Beyond the familiar nine letters, you will occasionally bump into some extra behaviour. You do not need to use these on day one, but recognising them will save you confusion, and two of them are classic security concerns.

  • setuid: when this is set on a program, the program runs with the powers of the file's owner rather than the powers of whoever launched it. That sounds abstract, so here is why it matters. A setuid program owned by the all powerful root account will run as root even when an ordinary user starts it. That is sometimes genuinely necessary, but it is also a classic target for privilege escalation, which is an attacker's trick of turning limited access into full control. Treat setuid programs with real respect and know where they are.
  • setgid: the same idea, but for the group rather than the owner. The program runs with the file's group powers.
  • sticky bit: this one goes on shared folders and it stops users from deleting each other's files, even in a folder everyone can write to. It is the reason everybody can drop files into the shared /tmp folder without being able to wipe out one another's work.

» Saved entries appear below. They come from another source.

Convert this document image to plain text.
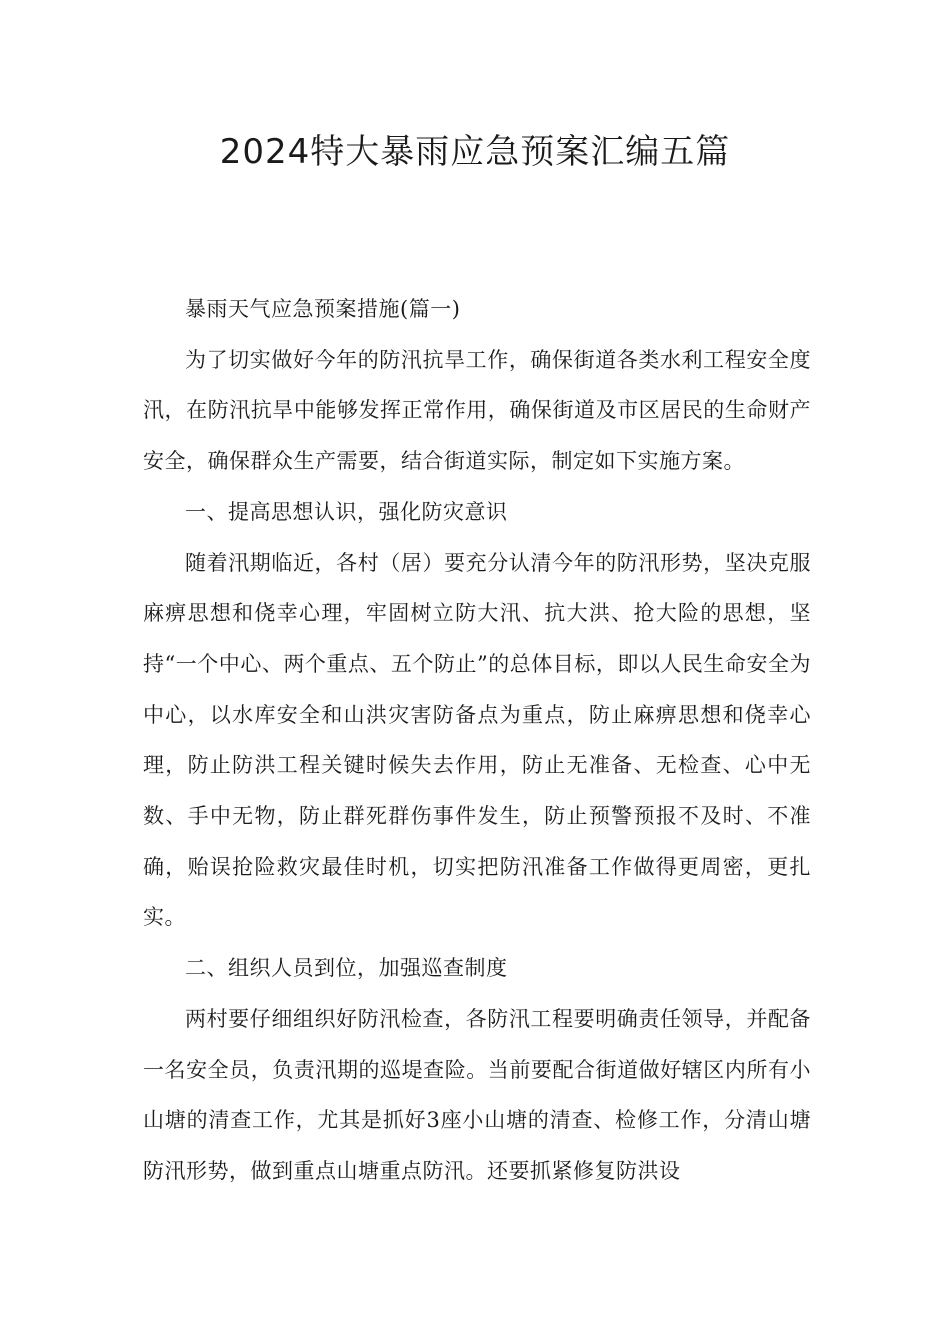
2024特大暴雨应急预案汇编五篇

暴雨天气应急预案措施(篇一)

为了切实做好今年的防汛抗旱工作，确保街道各类水利工程安全度汛，在防汛抗旱中能够发挥正常作用，确保街道及市区居民的生命财产安全，确保群众生产需要，结合街道实际，制定如下实施方案。

一、提高思想认识，强化防灾意识

随着汛期临近，各村（居）要充分认清今年的防汛形势，坚决克服麻痹思想和侥幸心理，牢固树立防大汛、抗大洪、抢大险的思想，坚持“一个中心、两个重点、五个防止”的总体目标，即以人民生命安全为中心，以水库安全和山洪灾害防备点为重点，防止麻痹思想和侥幸心理，防止防洪工程关键时候失去作用，防止无准备、无检查、心中无数、手中无物，防止群死群伤事件发生，防止预警预报不及时、不准确，贻误抢险救灾最佳时机，切实把防汛准备工作做得更周密，更扎实。

二、组织人员到位，加强巡查制度

两村要仔细组织好防汛检查，各防汛工程要明确责任领导，并配备一名安全员，负责汛期的巡堤查险。当前要配合街道做好辖区内所有小山塘的清查工作，尤其是抓好3座小山塘的清查、检修工作，分清山塘防汛形势，做到重点山塘重点防汛。还要抓紧修复防洪设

Folders behave a little differently

The read, write, and execute permissions mean slightly different things on a folder than on a file. On a folder, read lets you list what is inside, write lets you add or remove items, and execute lets you actually enter the folder to reach anything within it. This is why a folder often needs execute set even though you would never "run" a folder. If you can read a folder but not execute it, you can see the names of the files but not open them.

The takeaway

Linux permissions come down to three groups of people, the user (owner), the group, and other (everyone else), and for each of them three permissions, read, write, and execute. You will see them written as rwx letters, which you read in threes in the fixed order read, write, execute, or as numbers, where read is 4, write is 2, and execute is 1, added up per group. 755 is rwxr-xr-x, 644 is a normal readable file, 600 locks a secret to its owner, and 777 is a mistake waiting to be exploited. Always grant the least access that actually works, which is the principle of least privilege in action, and keep a wary eye on setuid programs, because they run with their owner's power rather than yours. Get comfortable reading these little labels and a genuinely large part of Linux stops feeling mysterious.